When I despair, I remember that all through history the way of truth and love have always won. There have been tyrants and murderers, and for a time, they can seem invincible, but in the end, they always fall. Think of it–always. –Mahatma Gandhi
I write for those women who do not speak, for those who do not have a voice because they were so terrified, because we are taught to respect fear more than ourselves. We’ve been taught that silence would save us, but it won’t. – Audre Lorde
There is struggle in prison. That comes as a surprise to no one. Even when entering, passing through doors that buzz before they open, electricity clicking them wide and then slamming shut them behind us, people passing through and around, head counts, searches, this is an incontrovertible truth, a reality. This is the kind of tension incarcerated women live with every day.
Since its inception, prison was designed to distance an individual from their identity, giving people numbers and uniforms. Even the fruit punch at chow is served without a color. It’s clear. The space, particularly at CRCF, can have the potential to rehabilitate but on what foundation is this built when women are not given the tools to create and maintain their individual identities? What truths can we gather in such a limited space?

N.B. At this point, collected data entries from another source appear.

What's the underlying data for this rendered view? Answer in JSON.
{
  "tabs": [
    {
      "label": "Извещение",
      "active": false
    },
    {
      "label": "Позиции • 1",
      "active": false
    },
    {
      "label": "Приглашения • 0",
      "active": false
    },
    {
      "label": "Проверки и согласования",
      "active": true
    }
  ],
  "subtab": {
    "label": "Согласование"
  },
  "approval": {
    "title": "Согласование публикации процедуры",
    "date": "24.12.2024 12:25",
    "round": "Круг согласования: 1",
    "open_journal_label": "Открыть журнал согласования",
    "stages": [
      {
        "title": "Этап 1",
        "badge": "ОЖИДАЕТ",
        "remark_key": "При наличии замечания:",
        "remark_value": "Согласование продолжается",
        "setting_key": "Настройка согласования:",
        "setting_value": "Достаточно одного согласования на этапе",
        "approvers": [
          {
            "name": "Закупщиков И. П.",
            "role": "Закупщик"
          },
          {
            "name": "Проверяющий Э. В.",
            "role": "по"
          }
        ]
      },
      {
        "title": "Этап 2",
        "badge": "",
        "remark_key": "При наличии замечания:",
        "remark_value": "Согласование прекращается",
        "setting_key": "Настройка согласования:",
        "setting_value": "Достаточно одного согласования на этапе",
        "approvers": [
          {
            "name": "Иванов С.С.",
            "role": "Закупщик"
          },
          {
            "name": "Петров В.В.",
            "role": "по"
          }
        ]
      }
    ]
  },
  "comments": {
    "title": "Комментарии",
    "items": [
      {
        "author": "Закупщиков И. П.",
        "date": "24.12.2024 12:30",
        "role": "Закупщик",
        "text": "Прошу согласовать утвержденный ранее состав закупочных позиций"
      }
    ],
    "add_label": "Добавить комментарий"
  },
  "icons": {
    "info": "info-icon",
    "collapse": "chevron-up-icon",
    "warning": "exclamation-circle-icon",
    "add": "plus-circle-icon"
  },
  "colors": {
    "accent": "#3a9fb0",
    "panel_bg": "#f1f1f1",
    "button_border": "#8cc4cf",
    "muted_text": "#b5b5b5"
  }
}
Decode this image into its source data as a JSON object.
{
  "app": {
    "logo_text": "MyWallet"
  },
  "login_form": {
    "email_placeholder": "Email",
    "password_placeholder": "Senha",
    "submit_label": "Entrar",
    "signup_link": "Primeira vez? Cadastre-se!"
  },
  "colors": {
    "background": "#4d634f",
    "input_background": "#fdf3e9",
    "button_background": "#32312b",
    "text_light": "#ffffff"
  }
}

That’s where the writing comes in. The page is meditative space where we are made more free no matter what walls surround us, whether we built them or someone else did, whether they need to come down or provide support for a bit longer. Here is where the digging happens and these women are deeply equal to it, aware of truths that come through this quiet practice and the conditions in which they live. It is a conversation with each other and themselves that builds volume the longer we write. It is a struggle to get to the page, to stay there, to mine its honesty but hopefully in reading their work, you’ll find that it is well worth it.
Below, you’ll find the found poem from this week. I want to credit the italicized phrase – it is a quote from George Orwell.
Arrival
Put on the spot, taunted, in a process of being vindictive
aided with deceit, gaining power and control
out of which seeps your life’s blood.
What you’ve never envisioned is facing fear, the reality,
its meaty substance. You get sucked into a crowd like a galaxy
into a black hole. An ocean bed of lies
held in is hungry, desperate, dangerous, the tide
to envelope your identity, leads to soul-sickness
sucked dry to your bones.
Mind, the fear, stretches to the far corners, from fingertip
to fingertip. Your foundation is built with dust
in bending reality’s truth.
But if one stay’s safe comfortable, do we test our limits?
In a time of deceit telling the truth is a revolutionary act.
Only digging through the soil
can we find the essences of what will make us grow,
the beauty that comes from it, weathering storms.
How we break down,
metamorph into a butterfly, sing words leaving the tongue,
remember what made you, harness
what we lose into adulthood,
grow bravecourageousbigbeautiful, wrangler of spiders,
need this to climb out: truth in the unveiling of beauty,
a snapshot of tiny pearls.
We leave the crowd behind us along with the cocoon,
with each lesson you are more able
to love yourself.
Write for those women who do not speak—a beginning
and end that will be pure and true. What’s kept in the dark
spins the thread that connects us all.
For those scared to ask for help, scared the world would surely
fall apart, you will speak. You, given knowledge to bear, will talk.
You have arrived, freely.
Incredibly powerful writing in this piece. Over and over I ask myself: HOW do these women come up with these lines of poetry??? And when you weave them together . . . well, it just makes me weep with compassion for their courage, for their pain, for their dreams and their truths. Thank you.